According to the embodiment of the invention, the buffer tank 1 collects the high-temperature tower bottoms of the recovery tower A and then sequentially pumps the high-temperature tower bottoms into the dehydrocyanation tower reboiler 3 and the finished product tower reboiler 5, heat sources are respectively provided for the dehydrocyanation tower 2 and the finished product tower 4 by utilizing temperature difference, and the high-temperature tower bottoms return to the absorption tower to serve as an absorbent, so that the heat energy of the tower bottoms of the recovery tower A is recycled, and the energy is saved. The first flow regulating valve 6, the first flow meter 9 and the dehydrocyanation tower temperature controller 8 jointly form a cascade closed loop capable of realizing cascade regulation, and the amount of tower bottom liquid conveyed to the dehydrocyanation tower reboiler 3 can be controlled more accurately.

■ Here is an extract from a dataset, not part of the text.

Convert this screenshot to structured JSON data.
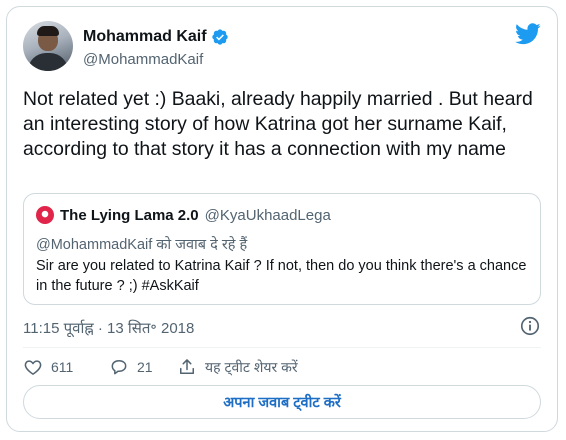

The above description is only one embodiment of the present invention, and is not intended to limit the present invention, and it is apparent to those skilled in the art that various modifications and variations can be made in the present invention. Any modification, equivalent replacement, or improvement made within the spirit and principle of the present invention should be included in the protection scope of the present invention.